Here's a look at a few of the biggest winners and losers as a result of Vilsack's departure:


Iowa: With Vilsack out, there's no chance that the caucuses will be a repeat of 1992, when the presence of native son Tom Harkin turned the race into a non-entity. No candidate left in the field can excuse failing to make a splash in the Hawkeye State -- meaning what happens there now really matters.

Bill Richardson: Richardson is the only candidate left on the Democratic side with executive experience. There's a reason no senator has been directly elected to the White House since 1960. In that time, four governors have won the nation's highest office.

Chris Dodd: Dodd needed a break to make a real run at the nomination, and Vilsack's departure might just be it. The Connecticut senator should surprise some people with his cash haul at the end of the first quarter and is slowly but surely positioning himself to take advantage of a stumble by the front-runners.

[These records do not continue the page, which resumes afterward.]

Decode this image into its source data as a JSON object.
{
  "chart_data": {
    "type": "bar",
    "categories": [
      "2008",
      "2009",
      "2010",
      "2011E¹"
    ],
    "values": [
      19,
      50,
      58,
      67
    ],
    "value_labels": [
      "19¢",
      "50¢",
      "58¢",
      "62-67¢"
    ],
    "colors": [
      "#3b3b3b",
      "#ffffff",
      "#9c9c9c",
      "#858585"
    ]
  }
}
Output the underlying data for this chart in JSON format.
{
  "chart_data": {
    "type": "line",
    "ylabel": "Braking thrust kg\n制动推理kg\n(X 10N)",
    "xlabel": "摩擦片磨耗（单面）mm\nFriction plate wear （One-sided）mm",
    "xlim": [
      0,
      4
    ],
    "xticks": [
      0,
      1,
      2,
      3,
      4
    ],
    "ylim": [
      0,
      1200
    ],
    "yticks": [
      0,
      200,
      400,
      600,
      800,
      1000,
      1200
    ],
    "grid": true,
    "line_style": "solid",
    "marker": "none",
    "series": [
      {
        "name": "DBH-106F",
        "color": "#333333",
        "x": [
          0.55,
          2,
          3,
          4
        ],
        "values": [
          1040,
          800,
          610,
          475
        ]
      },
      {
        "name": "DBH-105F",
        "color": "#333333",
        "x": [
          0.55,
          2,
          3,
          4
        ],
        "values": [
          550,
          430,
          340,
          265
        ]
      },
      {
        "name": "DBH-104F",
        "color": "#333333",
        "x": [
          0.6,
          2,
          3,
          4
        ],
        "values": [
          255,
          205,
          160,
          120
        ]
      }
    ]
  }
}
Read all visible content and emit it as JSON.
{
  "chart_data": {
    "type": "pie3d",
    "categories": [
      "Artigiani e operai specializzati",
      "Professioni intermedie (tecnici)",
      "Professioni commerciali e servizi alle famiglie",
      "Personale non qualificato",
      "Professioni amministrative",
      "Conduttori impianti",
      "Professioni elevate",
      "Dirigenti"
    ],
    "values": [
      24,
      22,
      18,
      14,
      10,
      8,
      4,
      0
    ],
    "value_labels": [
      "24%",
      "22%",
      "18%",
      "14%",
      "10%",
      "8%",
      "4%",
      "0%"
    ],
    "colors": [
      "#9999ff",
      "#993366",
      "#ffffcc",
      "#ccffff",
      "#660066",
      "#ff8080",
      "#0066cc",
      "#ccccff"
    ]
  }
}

Process: Vilsack dropped from the race 10 months before a single vote will be cast. His stated reason? Money. The public is largely unaware of the process of raising the cash and building a staff, but fundraising continues to matter more and more in weeding out the field.


Tom Vilsack: Insiders always wondered why Vilsack got into the race at all, and his decision to get out so quickly does little to enhance his chances at being picked for the national ticket. Remember, Vilsack was on the veep shortlist for Sen. John Kerry (D-Mass.) for 2004. Hard to see how he helped his chances at that slot for 2008.

Nevada: With Vilsack out of the race, second-tier candidates looking to make the big leap will probably devote most of their limited resources to making a move in Iowa. The Nevada caucuses, set for five days later, will be an afterthought.

Policy: Vilsack was a leading voice in the so-called "ideas primary," putting forward a series of detailed issue proposals including an overhaul of energy policy. It didn't save him.